Kaluza-Klein Contamination in Fermi Accelerated Environments

TL;DR

This paper proposes that Kaluza-Klein particles produced in astrophysical environments could contaminate cosmic-ray data, providing a novel way to constrain theories of new physics beyond the TeV scale using astrophysical observations.

Contribution

It introduces a method to constrain extra-dimensional models by analyzing potential KK particle contamination in cosmic-ray air shower data, extending beyond traditional collider experiments.

Findings

KK particles could constitute 10^-5 to 10^-2 of cosmic-ray events.

Astrophysical data can be used to constrain UEDs and other beyond-Standard-Model theories.

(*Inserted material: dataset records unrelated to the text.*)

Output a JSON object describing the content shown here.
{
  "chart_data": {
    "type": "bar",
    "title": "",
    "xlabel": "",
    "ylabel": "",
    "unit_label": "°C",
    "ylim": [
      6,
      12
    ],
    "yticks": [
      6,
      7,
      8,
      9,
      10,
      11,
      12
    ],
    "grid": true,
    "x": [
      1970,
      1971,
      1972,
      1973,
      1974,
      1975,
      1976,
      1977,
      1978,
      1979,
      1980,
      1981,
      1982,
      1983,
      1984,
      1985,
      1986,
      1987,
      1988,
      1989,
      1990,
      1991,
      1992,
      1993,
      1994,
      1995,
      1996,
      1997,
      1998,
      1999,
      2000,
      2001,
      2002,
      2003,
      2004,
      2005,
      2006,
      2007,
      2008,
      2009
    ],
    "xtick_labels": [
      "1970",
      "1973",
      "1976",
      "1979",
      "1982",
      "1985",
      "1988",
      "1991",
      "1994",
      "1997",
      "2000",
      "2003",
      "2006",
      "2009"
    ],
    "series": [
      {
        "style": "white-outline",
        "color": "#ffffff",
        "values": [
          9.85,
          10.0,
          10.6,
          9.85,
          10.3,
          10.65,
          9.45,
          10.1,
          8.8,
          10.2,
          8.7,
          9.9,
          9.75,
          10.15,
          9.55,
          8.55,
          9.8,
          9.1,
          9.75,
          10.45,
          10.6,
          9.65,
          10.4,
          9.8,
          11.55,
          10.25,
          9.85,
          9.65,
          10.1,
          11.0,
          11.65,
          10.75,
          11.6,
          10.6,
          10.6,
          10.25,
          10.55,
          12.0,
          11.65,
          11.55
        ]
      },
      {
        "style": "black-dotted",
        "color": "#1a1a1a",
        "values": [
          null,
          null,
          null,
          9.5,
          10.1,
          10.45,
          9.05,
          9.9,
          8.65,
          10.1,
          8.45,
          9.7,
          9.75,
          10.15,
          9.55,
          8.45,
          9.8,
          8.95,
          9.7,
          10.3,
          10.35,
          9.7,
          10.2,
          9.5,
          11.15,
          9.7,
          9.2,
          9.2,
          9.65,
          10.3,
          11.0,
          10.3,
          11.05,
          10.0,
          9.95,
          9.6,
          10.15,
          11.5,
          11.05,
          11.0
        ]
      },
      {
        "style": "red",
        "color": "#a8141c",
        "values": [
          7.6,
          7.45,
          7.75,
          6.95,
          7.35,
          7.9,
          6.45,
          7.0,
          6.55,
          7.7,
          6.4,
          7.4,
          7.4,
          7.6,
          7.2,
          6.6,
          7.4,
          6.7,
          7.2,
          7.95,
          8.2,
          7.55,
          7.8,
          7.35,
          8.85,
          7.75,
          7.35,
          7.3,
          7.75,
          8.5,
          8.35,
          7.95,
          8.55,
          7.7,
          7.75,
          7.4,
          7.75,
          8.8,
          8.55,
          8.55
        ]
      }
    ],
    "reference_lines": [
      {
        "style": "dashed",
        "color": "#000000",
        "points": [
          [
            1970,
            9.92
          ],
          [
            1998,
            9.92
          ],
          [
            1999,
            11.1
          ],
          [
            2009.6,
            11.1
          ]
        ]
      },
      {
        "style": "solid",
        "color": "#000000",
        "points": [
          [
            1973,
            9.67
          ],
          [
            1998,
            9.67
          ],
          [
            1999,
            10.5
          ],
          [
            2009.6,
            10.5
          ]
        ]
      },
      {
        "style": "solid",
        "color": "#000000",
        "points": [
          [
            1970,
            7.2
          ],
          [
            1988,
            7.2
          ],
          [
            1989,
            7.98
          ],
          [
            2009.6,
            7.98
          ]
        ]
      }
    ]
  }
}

The method offers a new avenue for testing high-energy physics theories through astrophysics.

Abstract

Astrophysical constraints of new physics are often limited to weakly interacting light particles, such as axions, the Kaluza-Klein (KK) gravitons from the ADD model, sterile neutrinos and unparticles. We discuss the possibility for an astrophysical scenario to (dis)confirm new physics for heavy particles beyond TeV energy scale. In our scenario, the KK protons (the KK excited quarks/gluons within protons) within the framework of universal extra dimensions (UEDs), are produced by high energy p + p collisions in Fermi accelerated environments, with protonic isotropic spectrum d N / d E \propto E^-2 up to at least 10^18 eV. Thus, because they are also electrically charged, they should be re-accelerated by mechanism similar to normal protons. The KK states (no matter whether they have already decayed to the lightest KK particle or not) should contaminate 10^-5 to 10^-2 of cosmic-ray events for some fixed energy E (within some suitable assumptions). Hence, if we have techniques to identify them from air shower data, we can constrain UEDs scenario. Our method is an "existence proof" that we can constrain new physics beyond TeV scale or much higher by classical astrophysical scenarios, which can also be generalized to supersymmetric models, the bulk Standard Model fields within the RS model, and the endlessly emerging new models. Moreover, it can exploit domains which have no possibility to be studied in terrestrial experiments.